Logan researchers blend ag, biomedical research in cleft palate study
Laramie – “While our mission is focused on the livestock industry, here was an opportunity where we were able to take our agricultural research that had been done, move it into the biomedical side and collaborate with plastic surgeons,” commented United States Department of Agriculture-Agricultural Research Service (USDA-ARS) Poisonous Plant Research Laboratory Supervisory Research Animal Scientist Kip Panter about the facility’s research with cleft palate repair.
Prior to their annual meeting, Wyoming Farm Bureau hosted a symposium for producers on Nov. 2, where faculty from the research facility in Logan, Utah presented some of their current research findings and projects.
Cleft palate
One manifestation of crooked calf syndrome is a cleft palate, explained Panter.
“Sometimes producers will get cleft palate and no other symptoms in these calves,” he said. “The only way they would recognize it is, when the calf nurses, milk will come out of its nose because the esophagus and the trachea are not separated.”
The clinical signs observed with crooked calf syndrome depend on the day of gestation that the pregnant animal is intoxicated.
“The susceptible period of pregnancy for this lupine induced crooked calf disease begins 40 days. This is when the embryo first starts to move,” continued Panter.
He noted that the animal develops a cleft palate because the toxin in the plant moves across the placenta and inhibits the embryo from moving.
“It’s essential that this embryo start to move to avoid a cleft palate because it allows the tongue to drop out of the roof of the mouth so the palate can close and come together, which ends the embryonic period and starts the fetal development,” stressed Panter.
Biomedical
“We published a paper in 1992 describing the cleft palate in the goat model and the mechanism,” said Panter.
Their research attracted the interest of Jeff Weinzweig, head of plastic and reconstructive surgery for Laheu Medical Clinic in Boston, Mass., who was researching cleft palate in children at the time.
“He read our article and called and said, ‘Is there any chance that you guys would collaborate with us to try and find a model that we can study cleft palate in children to try and find an improved treatment in children?’” said Panter.
The researchers had enough information by that time to produce a cleft palate in the goat models without other birth defects.
With prior research, Weinzweig determined that fetal intervention by a certain period in gestation would allow the fetus to heal completely.
“If we can do the surgery as a fetus before day 100 of gestation, the fetus has the ability to heal without scar tissue formation,” explained Panter. “He wanted to give that a try, so we said okay.”
The equivalent time period of gestation in fetal goats was selected for the study.
“We selected day 85 of gestation. We were right at the beginning of the third trimester,” he continued.
Conventional cleft palate surgery, like what is typically performed on six-month-old children, was done on the fetal goats.
“It worked,” proclaimed Panter. “The baby goats were born with an absolutely normal palate, and we did a whole bunch of research with that after they were born.”
Looking ahead
The research team has been working on the collaborative project for 10 years, and the project is still in progress.

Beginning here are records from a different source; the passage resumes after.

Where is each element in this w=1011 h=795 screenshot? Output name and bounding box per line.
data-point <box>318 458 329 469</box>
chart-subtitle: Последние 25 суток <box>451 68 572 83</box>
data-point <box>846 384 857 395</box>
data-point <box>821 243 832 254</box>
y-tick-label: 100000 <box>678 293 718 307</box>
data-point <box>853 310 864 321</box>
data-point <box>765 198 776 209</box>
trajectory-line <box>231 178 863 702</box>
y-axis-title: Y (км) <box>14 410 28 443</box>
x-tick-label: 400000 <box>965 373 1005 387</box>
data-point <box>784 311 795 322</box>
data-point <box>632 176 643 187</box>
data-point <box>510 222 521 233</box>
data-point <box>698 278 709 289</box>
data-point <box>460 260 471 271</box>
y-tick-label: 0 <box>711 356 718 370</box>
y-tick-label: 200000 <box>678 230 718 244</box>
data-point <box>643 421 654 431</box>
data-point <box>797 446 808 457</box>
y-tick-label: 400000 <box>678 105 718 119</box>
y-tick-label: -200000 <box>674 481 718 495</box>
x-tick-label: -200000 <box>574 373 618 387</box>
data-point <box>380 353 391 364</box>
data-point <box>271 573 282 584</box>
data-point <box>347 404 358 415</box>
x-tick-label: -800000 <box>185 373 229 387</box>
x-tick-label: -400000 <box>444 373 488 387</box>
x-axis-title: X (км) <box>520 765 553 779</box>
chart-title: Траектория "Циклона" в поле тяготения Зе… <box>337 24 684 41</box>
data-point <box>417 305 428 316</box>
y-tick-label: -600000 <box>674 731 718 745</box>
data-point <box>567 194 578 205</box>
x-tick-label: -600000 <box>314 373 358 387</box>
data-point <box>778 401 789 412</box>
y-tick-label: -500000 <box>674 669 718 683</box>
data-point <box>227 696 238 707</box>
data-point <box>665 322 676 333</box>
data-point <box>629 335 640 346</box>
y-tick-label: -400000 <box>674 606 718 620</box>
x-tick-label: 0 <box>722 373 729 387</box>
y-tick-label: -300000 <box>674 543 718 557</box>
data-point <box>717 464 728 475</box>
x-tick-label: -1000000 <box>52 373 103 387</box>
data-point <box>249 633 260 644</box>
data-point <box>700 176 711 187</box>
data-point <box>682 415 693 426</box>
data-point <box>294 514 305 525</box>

“It’s not done yet because the surgery has not been approved by Food and Drug Administration to be done in people yet. It’s still at the animal phase,” said Panter.
Current treatments for children with cleft palate or cleft lip are extremely costly, both financially and time-wise, explained Panter.
“Right now, the cost of intervention in a child is between $700,000 and $1 million per child by the time the palate closure is done at three to six months of age, and they go through 12 to 15 major surgeries in their lifetime before they become adolescents and their facial structure quits growing,” he continued.
However, the experimental surgery the group has tested would dramatically reduce the number of surgeries and potential complication.
“Fetal intervention has the potential to repair that in utero and the children would totally avoid these surgeries and the complications that come after,” concluded Panter. “That’s the goal.”